With 15 supporters standing with him at a news conference at the Pine Bluff Convention Center, Dickey said it was unfortunate that he was misunderstood but did not back off from his comments.

"None of this would've occurred if I hadn't made statements that some say were politically incorrect last Saturday. So I'm really the culprit, have been such in the past and as long as I continue just to be myself, will probably do so in the future," he said.

He said he wanted the 100 members of the Black Farmers Association to understand that if it endorses one of his Democrat opponents in the 4th District Congressional race, it will be hard for him to work for their cause in Washington. He noted the group had not supported him in the past.

The topic at the Jan. 8 farmers meeting was a discrimination lawsuit farmers against the U.S Department of Agriculture, and lagging federal payments in the settlement.

A lead attorney for the farmers group has said that Dickey's critics are off base.

"In my opinion, it was taken out of context and has been blown out of proportion," said Othello Cross, a Pine Bluff attorney representing 2,200 black farmers in Arkansas in the suit. "He was giving them a history of the political process in Washington, D.C., in the form of a parable."

Dickey said he would continue to try to help the farmers but said he tried to illustrate for them the political difficulty posed by a request for help from his perceived opponents.

He said he had read that a black political group decided to support a prospective Democratic rival in the November general election. So during the Jan. 8 meeting, Dickey produced a folded photocopy of a newspaper article quoting members of the group.

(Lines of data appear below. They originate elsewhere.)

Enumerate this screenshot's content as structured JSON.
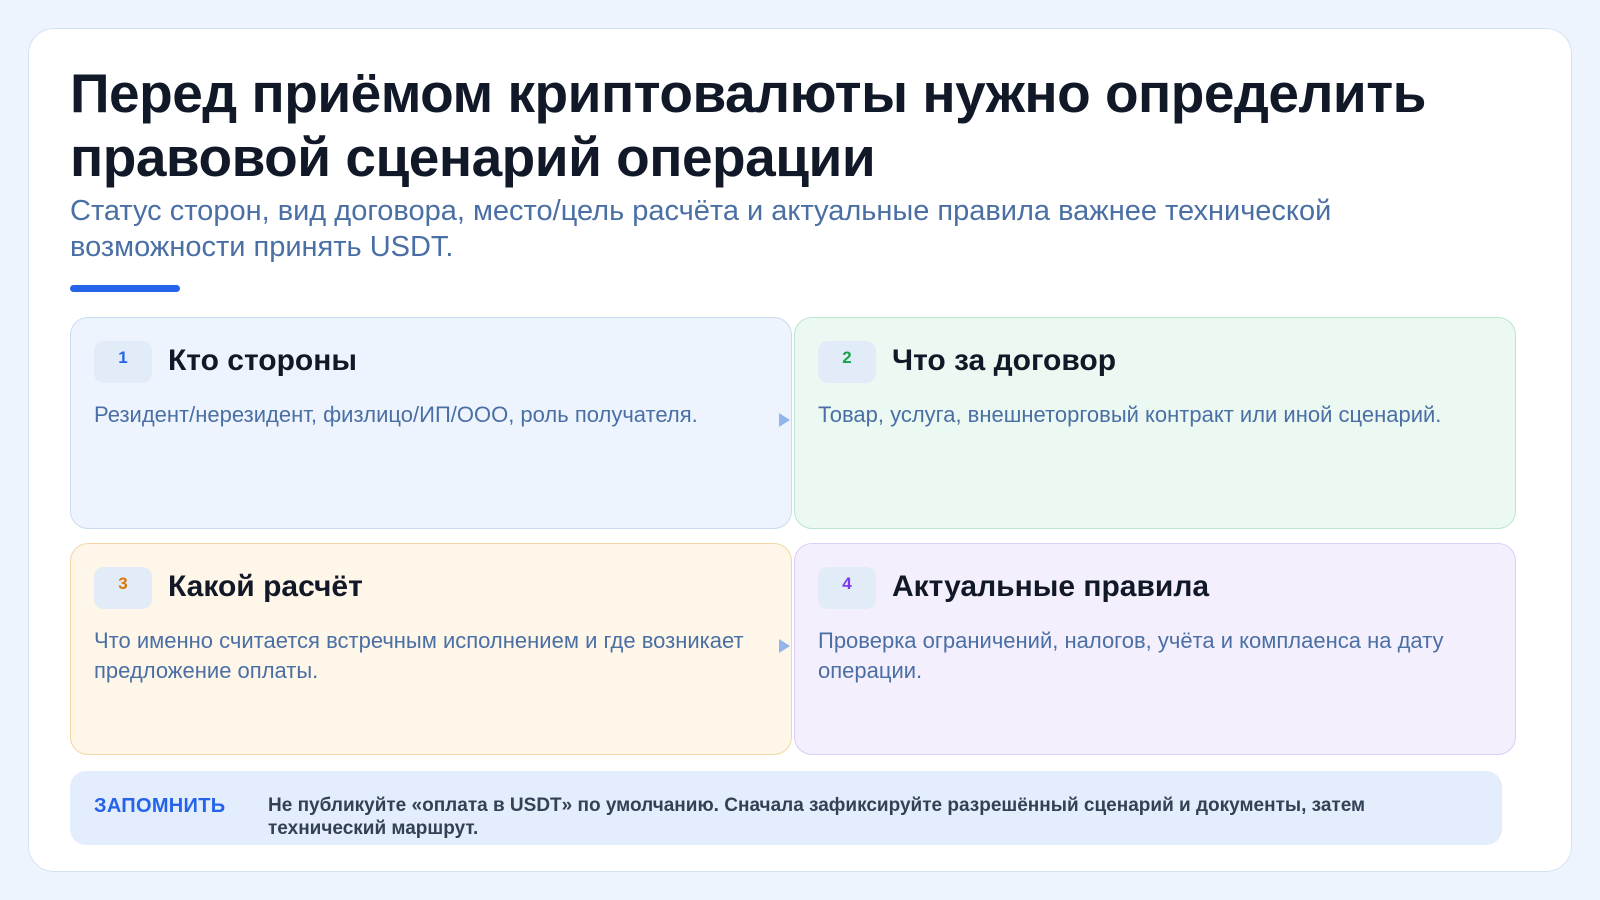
{
  "header": {
    "title": "Перед приёмом криптовалюты нужно определить правовой сценарий операции",
    "subtitle": "Статус сторон, вид договора, место/цель расчёта и актуальные правила важнее технической возможности принять USDT."
  },
  "cards": [
    {
      "number": "1",
      "title": "Кто стороны",
      "text": "Резидент/нерезидент, физлицо/ИП/ООО, роль получателя.",
      "accent": "#2563eb"
    },
    {
      "number": "2",
      "title": "Что за договор",
      "text": "Товар, услуга, внешнеторговый контракт или иной сценарий.",
      "accent": "#16a34a"
    },
    {
      "number": "3",
      "title": "Какой расчёт",
      "text": "Что именно считается встречным исполнением и где возникает предложение оплаты.",
      "accent": "#d97706"
    },
    {
      "number": "4",
      "title": "Актуальные правила",
      "text": "Проверка ограничений, налогов, учёта и комплаенса на дату операции.",
      "accent": "#7c3aed"
    }
  ],
  "note": {
    "label": "ЗАПОМНИТЬ",
    "text": "Не публикуйте «оплата в USDT» по умолчанию. Сначала зафиксируйте разрешённый сценарий и документы, затем технический маршрут."
  },
  "icons": [
    "arrow-right-icon",
    "arrow-right-icon"
  ],
  "colors": {
    "accent": "#2563eb",
    "title": "#111827",
    "subtitle": "#4a6fa5",
    "background": "#eef4fd"
  }
}
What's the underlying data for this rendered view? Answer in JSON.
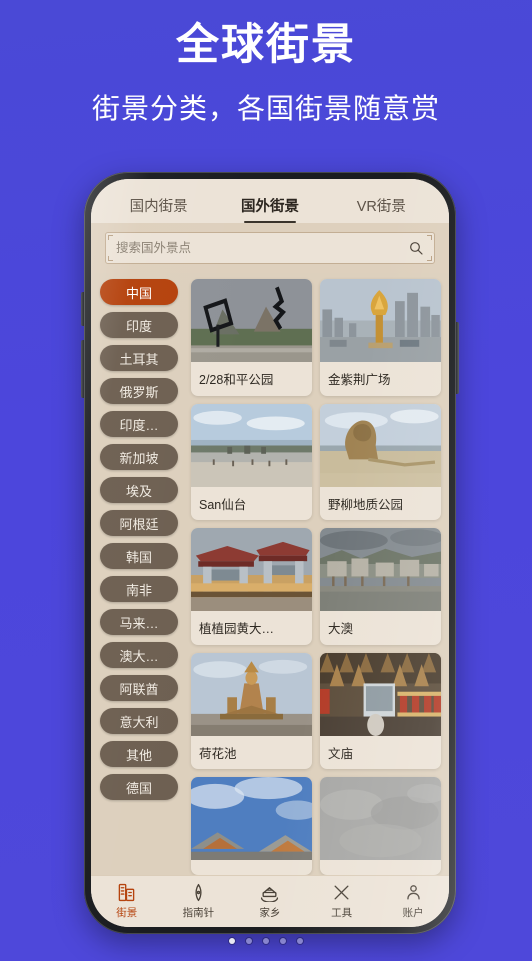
{
  "promo": {
    "title": "全球街景",
    "subtitle": "街景分类，各国街景随意赏"
  },
  "colors": {
    "background": "#4a49d6",
    "accent": "#b5420d",
    "app_background": "#ece3d7",
    "panel": "#ddd0bd",
    "chip_inactive": "#6e6052"
  },
  "app": {
    "tabs": [
      {
        "label": "国内街景",
        "active": false
      },
      {
        "label": "国外街景",
        "active": true
      },
      {
        "label": "VR街景",
        "active": false
      }
    ],
    "search": {
      "placeholder": "搜索国外景点",
      "value": "",
      "icon": "search-icon"
    },
    "countries": [
      {
        "label": "中国",
        "active": true
      },
      {
        "label": "印度",
        "active": false
      },
      {
        "label": "土耳其",
        "active": false
      },
      {
        "label": "俄罗斯",
        "active": false
      },
      {
        "label": "印度…",
        "active": false
      },
      {
        "label": "新加坡",
        "active": false
      },
      {
        "label": "埃及",
        "active": false
      },
      {
        "label": "阿根廷",
        "active": false
      },
      {
        "label": "韩国",
        "active": false
      },
      {
        "label": "南非",
        "active": false
      },
      {
        "label": "马来…",
        "active": false
      },
      {
        "label": "澳大…",
        "active": false
      },
      {
        "label": "阿联酋",
        "active": false
      },
      {
        "label": "意大利",
        "active": false
      },
      {
        "label": "其他",
        "active": false
      },
      {
        "label": "德国",
        "active": false
      }
    ],
    "spots": [
      {
        "label": "2/28和平公园",
        "scene": "sculpture-park"
      },
      {
        "label": "金紫荆广场",
        "scene": "golden-bauhinia"
      },
      {
        "label": "San仙台",
        "scene": "beach"
      },
      {
        "label": "野柳地质公园",
        "scene": "rock-coast"
      },
      {
        "label": "植植园黄大…",
        "scene": "temple-gate"
      },
      {
        "label": "大澳",
        "scene": "stilt-village"
      },
      {
        "label": "荷花池",
        "scene": "statue-shrine"
      },
      {
        "label": "文庙",
        "scene": "temple-interior"
      },
      {
        "label": "",
        "scene": "roof-sky"
      },
      {
        "label": "",
        "scene": "overcast"
      }
    ],
    "bottom_nav": [
      {
        "label": "街景",
        "icon": "building-icon",
        "active": true
      },
      {
        "label": "指南针",
        "icon": "compass-icon",
        "active": false
      },
      {
        "label": "家乡",
        "icon": "hometown-icon",
        "active": false
      },
      {
        "label": "工具",
        "icon": "tools-icon",
        "active": false
      },
      {
        "label": "账户",
        "icon": "person-icon",
        "active": false
      }
    ]
  },
  "carousel": {
    "total_pages": 5,
    "current_page": 1
  }
}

Black Farmers Association head Fernando Burkett said Dickey confused the group with another black group. He said the farmers group has not made an endorsement.

But he said its members will continue to work with Dickey because it's important to get the settlement money. The class-action lawsuit, which was settled nearly a year ago, awards a tax-free cash settlement of $50,000 and forgiveness of federal debts.

"We need assistance. We've been hurt for a long time," he said.

Dickey said he has sponsored legislation to assist black farmers in having their claims paid. He was the only member of Congress at the meeting.